Le titre du chapitre suivant résume et commente l’image : « Comme celuy qui nous a imposé la loy de la mort, en a souffert toutes les douleurs ensemble » [69] annonce le Christ étendu sur son tombeau entre saints François et Jérôme (fig. 16). Mais cette gravure évoque aussi de nombreux passages du livre :

 

Pleurez, pleurez mes yeux, toute l’eau de vos sources humides [70], respandez hardiment la dernière larme sur ceste croix où mon sauveur a respendu la dernière goutte de son sang [71].

 

Puget ajoute plus loin : « O chère Croix, l’unique souhait de mon âme… le plus doux objet de mes yeux » — « O chère Croix » est répété six fois en italiques.
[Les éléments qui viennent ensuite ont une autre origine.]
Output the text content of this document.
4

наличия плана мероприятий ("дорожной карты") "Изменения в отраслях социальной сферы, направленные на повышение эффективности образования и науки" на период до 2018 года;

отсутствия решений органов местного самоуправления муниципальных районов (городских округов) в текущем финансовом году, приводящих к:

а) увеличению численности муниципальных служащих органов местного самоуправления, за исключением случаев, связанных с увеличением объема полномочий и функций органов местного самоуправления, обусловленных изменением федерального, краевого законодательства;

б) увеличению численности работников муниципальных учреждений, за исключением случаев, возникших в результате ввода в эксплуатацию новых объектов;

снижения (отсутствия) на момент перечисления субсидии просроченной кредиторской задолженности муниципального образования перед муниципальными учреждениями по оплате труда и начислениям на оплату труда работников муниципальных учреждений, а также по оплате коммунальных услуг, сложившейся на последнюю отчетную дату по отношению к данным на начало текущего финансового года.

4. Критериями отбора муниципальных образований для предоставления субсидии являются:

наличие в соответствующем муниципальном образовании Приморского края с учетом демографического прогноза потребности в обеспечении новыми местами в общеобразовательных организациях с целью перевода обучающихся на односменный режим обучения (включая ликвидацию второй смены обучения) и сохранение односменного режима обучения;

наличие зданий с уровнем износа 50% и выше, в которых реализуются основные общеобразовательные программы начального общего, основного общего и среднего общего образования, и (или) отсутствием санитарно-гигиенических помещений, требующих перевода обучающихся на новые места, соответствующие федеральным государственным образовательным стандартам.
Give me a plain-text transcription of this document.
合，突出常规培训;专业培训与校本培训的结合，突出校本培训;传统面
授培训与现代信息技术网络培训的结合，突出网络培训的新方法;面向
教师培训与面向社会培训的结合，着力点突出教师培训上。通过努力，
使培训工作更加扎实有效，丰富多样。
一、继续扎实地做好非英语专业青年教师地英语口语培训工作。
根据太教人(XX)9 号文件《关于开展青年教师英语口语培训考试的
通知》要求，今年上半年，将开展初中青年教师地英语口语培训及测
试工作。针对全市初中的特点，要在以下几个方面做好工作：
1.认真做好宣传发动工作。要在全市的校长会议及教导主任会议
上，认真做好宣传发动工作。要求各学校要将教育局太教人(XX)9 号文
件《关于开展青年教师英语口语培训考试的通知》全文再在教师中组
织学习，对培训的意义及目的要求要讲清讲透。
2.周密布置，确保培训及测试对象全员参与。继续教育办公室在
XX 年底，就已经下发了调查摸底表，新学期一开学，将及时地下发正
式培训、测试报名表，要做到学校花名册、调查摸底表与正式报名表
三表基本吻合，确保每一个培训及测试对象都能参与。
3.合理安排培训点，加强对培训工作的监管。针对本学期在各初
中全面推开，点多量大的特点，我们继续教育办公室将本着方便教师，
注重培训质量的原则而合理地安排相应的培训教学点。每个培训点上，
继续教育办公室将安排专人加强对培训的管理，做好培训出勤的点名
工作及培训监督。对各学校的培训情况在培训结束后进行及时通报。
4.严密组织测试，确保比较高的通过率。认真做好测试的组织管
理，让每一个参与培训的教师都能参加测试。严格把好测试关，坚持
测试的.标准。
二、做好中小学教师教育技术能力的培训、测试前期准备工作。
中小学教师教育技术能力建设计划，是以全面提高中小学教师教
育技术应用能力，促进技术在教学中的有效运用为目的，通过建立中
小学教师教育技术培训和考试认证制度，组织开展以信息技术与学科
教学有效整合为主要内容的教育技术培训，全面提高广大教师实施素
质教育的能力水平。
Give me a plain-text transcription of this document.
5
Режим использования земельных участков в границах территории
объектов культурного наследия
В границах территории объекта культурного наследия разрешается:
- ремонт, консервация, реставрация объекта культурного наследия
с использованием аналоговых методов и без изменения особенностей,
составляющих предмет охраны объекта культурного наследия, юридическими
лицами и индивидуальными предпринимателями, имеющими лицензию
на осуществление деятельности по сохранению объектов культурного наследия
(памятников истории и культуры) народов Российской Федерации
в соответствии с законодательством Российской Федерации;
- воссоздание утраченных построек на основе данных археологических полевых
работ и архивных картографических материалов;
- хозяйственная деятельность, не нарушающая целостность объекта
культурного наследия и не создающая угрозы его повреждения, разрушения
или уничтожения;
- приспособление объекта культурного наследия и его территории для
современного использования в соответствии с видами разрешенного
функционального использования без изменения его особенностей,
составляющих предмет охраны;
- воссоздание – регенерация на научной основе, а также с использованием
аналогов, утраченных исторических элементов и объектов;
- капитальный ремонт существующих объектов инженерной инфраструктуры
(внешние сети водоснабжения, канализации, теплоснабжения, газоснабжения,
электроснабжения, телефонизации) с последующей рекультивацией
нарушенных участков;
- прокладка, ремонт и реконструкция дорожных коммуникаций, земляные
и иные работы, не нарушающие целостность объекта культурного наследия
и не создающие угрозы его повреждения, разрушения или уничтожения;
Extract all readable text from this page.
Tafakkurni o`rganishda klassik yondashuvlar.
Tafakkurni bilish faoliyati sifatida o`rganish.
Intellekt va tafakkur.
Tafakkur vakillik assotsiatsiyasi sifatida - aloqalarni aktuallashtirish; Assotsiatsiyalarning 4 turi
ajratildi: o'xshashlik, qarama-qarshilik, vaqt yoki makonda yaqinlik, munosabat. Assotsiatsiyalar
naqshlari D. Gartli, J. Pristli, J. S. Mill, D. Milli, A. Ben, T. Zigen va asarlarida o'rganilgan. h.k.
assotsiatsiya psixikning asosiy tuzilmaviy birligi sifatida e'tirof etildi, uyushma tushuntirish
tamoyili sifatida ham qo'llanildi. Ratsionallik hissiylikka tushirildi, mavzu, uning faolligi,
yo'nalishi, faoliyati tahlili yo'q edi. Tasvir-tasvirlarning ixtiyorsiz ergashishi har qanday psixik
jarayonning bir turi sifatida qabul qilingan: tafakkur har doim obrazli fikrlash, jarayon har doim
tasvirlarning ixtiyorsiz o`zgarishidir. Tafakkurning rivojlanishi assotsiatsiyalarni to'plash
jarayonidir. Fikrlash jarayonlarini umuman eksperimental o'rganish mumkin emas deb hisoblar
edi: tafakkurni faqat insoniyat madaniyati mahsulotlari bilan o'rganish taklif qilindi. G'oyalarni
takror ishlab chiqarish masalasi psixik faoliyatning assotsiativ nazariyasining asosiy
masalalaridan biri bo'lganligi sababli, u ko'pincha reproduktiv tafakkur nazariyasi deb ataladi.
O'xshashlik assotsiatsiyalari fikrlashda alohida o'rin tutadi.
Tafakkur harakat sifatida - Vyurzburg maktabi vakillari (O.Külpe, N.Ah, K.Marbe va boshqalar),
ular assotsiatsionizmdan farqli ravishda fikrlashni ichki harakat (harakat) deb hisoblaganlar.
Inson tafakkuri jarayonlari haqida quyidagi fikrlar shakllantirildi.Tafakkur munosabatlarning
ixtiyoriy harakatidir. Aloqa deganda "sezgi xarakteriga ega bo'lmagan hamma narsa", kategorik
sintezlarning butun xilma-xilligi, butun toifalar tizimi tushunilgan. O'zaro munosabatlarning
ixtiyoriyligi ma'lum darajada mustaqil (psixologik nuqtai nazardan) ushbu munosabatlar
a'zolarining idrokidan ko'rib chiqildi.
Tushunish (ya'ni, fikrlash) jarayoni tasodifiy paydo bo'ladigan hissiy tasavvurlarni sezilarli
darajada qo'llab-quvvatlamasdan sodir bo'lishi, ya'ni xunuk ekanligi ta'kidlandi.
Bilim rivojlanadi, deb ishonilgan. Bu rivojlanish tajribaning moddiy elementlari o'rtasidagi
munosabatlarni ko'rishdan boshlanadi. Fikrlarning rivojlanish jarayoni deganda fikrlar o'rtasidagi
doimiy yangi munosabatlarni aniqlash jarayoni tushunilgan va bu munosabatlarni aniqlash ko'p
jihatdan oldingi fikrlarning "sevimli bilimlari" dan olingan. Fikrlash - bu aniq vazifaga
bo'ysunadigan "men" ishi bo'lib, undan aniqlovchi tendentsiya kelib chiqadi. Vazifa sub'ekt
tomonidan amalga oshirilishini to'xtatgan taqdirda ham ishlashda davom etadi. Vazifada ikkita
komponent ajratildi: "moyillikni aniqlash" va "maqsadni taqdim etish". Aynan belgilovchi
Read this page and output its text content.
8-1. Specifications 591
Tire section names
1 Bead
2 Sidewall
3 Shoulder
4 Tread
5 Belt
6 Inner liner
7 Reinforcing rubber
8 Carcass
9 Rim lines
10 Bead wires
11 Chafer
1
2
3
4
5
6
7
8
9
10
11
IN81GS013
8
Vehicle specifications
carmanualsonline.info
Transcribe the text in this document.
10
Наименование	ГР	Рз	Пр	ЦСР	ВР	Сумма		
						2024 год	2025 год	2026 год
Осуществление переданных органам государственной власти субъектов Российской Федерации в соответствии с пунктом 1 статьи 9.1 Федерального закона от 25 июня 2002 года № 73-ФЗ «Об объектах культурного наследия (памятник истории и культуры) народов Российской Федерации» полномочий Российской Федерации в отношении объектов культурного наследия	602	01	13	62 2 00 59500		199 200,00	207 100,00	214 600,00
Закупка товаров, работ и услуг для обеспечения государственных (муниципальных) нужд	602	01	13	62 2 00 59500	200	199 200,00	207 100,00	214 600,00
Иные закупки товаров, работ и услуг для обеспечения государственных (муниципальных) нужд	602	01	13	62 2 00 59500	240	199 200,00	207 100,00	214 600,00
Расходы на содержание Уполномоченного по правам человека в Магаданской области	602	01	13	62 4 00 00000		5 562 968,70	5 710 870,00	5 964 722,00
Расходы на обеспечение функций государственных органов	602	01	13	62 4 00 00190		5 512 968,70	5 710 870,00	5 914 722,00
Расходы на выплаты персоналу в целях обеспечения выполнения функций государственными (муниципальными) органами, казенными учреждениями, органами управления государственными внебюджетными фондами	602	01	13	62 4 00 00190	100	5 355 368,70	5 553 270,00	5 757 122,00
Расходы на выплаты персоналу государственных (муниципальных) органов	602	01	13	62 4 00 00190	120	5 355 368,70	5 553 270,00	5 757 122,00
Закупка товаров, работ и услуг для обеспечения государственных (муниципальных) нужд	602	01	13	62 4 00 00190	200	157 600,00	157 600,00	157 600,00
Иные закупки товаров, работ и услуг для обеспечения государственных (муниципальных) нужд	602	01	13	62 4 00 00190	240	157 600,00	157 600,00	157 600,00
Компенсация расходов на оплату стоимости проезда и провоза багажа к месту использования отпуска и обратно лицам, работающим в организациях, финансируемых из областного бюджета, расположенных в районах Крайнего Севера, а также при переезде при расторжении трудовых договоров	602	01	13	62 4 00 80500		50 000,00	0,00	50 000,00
Ainsi suivant les cas, et dans un même ouvrage, les illustrations ont un rapport à la fois analogique et mimétique avec le texte, puisque tour à tour elles illustrent un passage précis et en résument le contenu.

 

La Serre s’impliqua-t-il dans ces copies ? L’intervention de Spirinx à la fois à Paris et à Lyon, dans les éditions du Miroir qui ne flatte point, un des premiers livres bruxellois diffusé en France, le laisse supposer, ainsi que la parution simultanée des éditions de Bruxelles, Paris, Lyon et Rouen. De toute évidence, quelle que soit leur qualité, les estampes sont un gage de vente. Le prix des copies est sans comparaison avec celui des gravures originales, car le travail en est expéditif. Mieux vaut une mauvaise gravure que pas de gravure du tout, et malgré la médiocrité de certaines, les illustrations semblent essentielles aux libraires. La Serre lui même « tenoit pour maxime qu’il ne falloit qu’un beau tiltre et une belle taille-douce » [72]. La question de la réception se trouve évidemment posée. Comment ces illustrations étaient-elles jugées ? L’exemple de La Serre est-il exceptionnel ? Il est difficile d’en décider car les études sur les copies et le livre illustré sont trop peu nombreuses ; on se plaît à juger des belles compositions et des gravures originales dues aux plus grands artistes ; la production plus banale, celle des copistes et des épigones, qui fut de loin la plus abondante, reste encore trop négligée.

 

>sommaire
retour<

[53] Ibid., p. 258.
[54] Ibid., p. 259.
[55] Ibid., pp. 267-268.
[56] Ibid., p. 275.
[57] Ibid., p. 276.
[58] Ibid., p. 278.
[59] Ibid., p. 280.
[60] Ibid., pp. 288-289.
[61] Ibid., p. 294.
[62] Ibid., p. 301.
[63] La BnF ne conserve pas d’exemplaire de cette édition. Nous reproduisons ici les estampes de l’édition bruxelloise de Philippe Vleugart (1670), conservée à la Médiathèque de Troyes (cote : mit.g.8.22/23).
[64] Les Douces pensées de la mort, éd. cit., pp. 4-5.
[65] Voir aussi fig. 6 .
[66] Titre du chapitre 7.
[67] Ibid., p. 85.
[68] Ibid., p. 101.
[69] Titre du chapitre 10.
[70] C’est ainsi que le ton de Puget est parfois pré-cornélien (Voir par exemple Le Cid, Acte III, scène 3).
[71] Ibid., p. 242.
[72] T. des Réaux, Historiettes, éd. établie et annotée par A. Adam, Paris, Gallimard, « La Pléiade », 1961, tome II, p. 542.